Extinct genus of cartilaginous fishes

Gansuselache is a genus of extinct elasmobranch in the order Hybodontiformes, comprising one species, Gansuselache tungshengi (monotypy) from Gansu Province (Beishan Hills), China. It is known from Fangshankou Formation, which previously interpreted as Permian in age, but reinterpreted as the Early Triassic in later study. A tooth remain tentatively assigned to this genus is also known from Late Permian strata of Poland.

== Description ==
G. tungshengi is known from a single specimen which is nearly complete and has traces of soft tissue preserved. With a total length reaching 49 cm, it had large spines on two dorsal fins, a feature seen in other hybodontiform sharks, as well as two pairs of cephalic spines with retrorse barbs. The dorsal spines were found to be covered in placoid scales, as well.

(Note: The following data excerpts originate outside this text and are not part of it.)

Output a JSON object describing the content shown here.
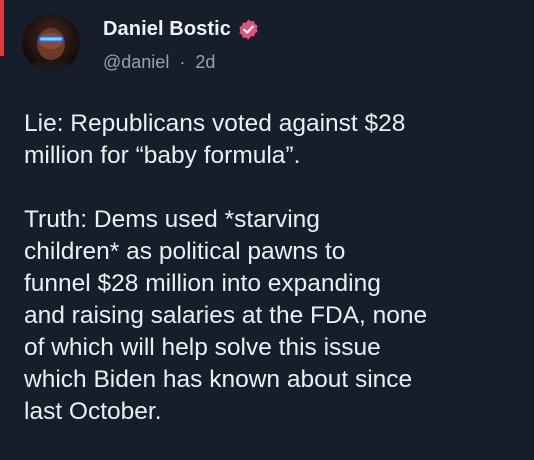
{
  "post": {
    "author": {
      "display_name": "Daniel Bostic",
      "handle": "@daniel",
      "separator": "·",
      "time_ago": "2d",
      "verified_icon": "verified-check-badge",
      "badge_color": "#e2527a"
    },
    "paragraphs": [
      "Lie: Republicans voted against $28\nmillion for “baby formula”.",
      "Truth: Dems used *starving\nchildren* as political pawns to\nfunnel $28 million into expanding\nand raising salaries at the FDA, none\nof which will help solve this issue\nwhich Biden has known about since\nlast October."
    ]
  },
  "theme": {
    "background": "#161e2b",
    "accent": "#e0383e"
  }
}
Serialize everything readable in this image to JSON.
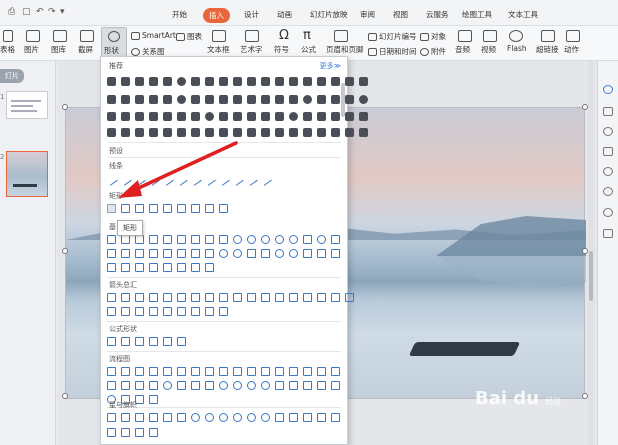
{
  "tabs": [
    {
      "id": "start",
      "label": "开始"
    },
    {
      "id": "insert",
      "label": "插入"
    },
    {
      "id": "design",
      "label": "设计"
    },
    {
      "id": "animation",
      "label": "动画"
    },
    {
      "id": "slideshow",
      "label": "幻灯片放映"
    },
    {
      "id": "review",
      "label": "审阅"
    },
    {
      "id": "view",
      "label": "视图"
    },
    {
      "id": "cloud",
      "label": "云服务"
    },
    {
      "id": "drawing",
      "label": "绘图工具"
    },
    {
      "id": "text",
      "label": "文本工具"
    }
  ],
  "ribbon": {
    "table": "表格",
    "picture": "图片",
    "gallery": "图库",
    "screenshot": "截屏",
    "shape": "形状",
    "smartart": "SmartArt",
    "chart": "图表",
    "relation": "关系图",
    "textbox": "文本框",
    "wordart": "艺术字",
    "symbol": "符号",
    "formula": "公式",
    "slide_number": "幻灯片编号",
    "header_footer": "页眉和页脚",
    "datetime": "日期和时间",
    "object": "对象",
    "attachment": "附件",
    "audio": "音频",
    "video": "视频",
    "flash": "Flash",
    "hyperlink": "超链接",
    "action": "动作"
  },
  "left_panel": {
    "tag": "灯片"
  },
  "thumbs": {
    "one": "1",
    "two": "2"
  },
  "shapes_panel": {
    "recommended": "推荐",
    "more": "更多≫",
    "presets": "预设",
    "lines": "线条",
    "rectangles": "矩形",
    "basic": "基",
    "arrows": "箭头总汇",
    "equation": "公式形状",
    "flowchart": "流程图",
    "stars": "星与旗帜",
    "tooltip": "矩形"
  },
  "watermark": {
    "brand": "Bai du",
    "sub": "经验"
  },
  "colors": {
    "accent": "#e8663a",
    "shape_outline": "#3c78c3",
    "arrow": "#e02020"
  }
}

Although its classification is still uncertain, Gansuselache is tentatively placed in the family Lonchidiidae on the basis of its tooth morphology. The teeth themselves measure up to 3 mm long, though the tooth base is shorter and deeper than the crown. The crown/root junction on each tooth is at its highest on the labial (lip) side of the tooth, but the overall profile of each tooth is low. Each tooth has a short, slightly pyramid shaped central cusp and up to two pairs of lateral cusplets flanking the central cusp. The closest pair of lateral cusps is well-separated from the main cusp. All cusps on the teeth of this genus are ornamented by vertical ridges across the crown that do not bifurcate. These ridges begin at crown apexes and descend down to the crown's shoulder which is weakly developed compared to the teeth of other hybodontiform genera. There is also a thin horizonal ridge which runs along the crown in the direction of the tongue.

== Paleoecology ==
Gansuselache is known from Fangshankou Formation, which was originally considered as Permian. However, study in 2020 reinterpreted the geologic formation as Early Triassic in age. The Hongyanjing Formation sits at the same stratigraphic horizon, and it is even possible that fossils from both formations were recovered from the locality which produced Gansuselache. Both formations represent lacustrine environment, Although Fangshankou Formation has so far produced only one other fish taxon (an acipenseriform genus, Eochondrosteus), the Hongyanjing Formation produced multiple taxa such as several thousand specimens of actinopterygians (including Beishanichthys, Plesiofuro, Yuchoulepis gansuensis and Boreosomus), other hybodontiform sharks which are evidenced by preserved narial and oral barbels,
a cynodont (Beishanodon), lizard-like diapsids, temnospondyls and possible late-surviving lepospondyl.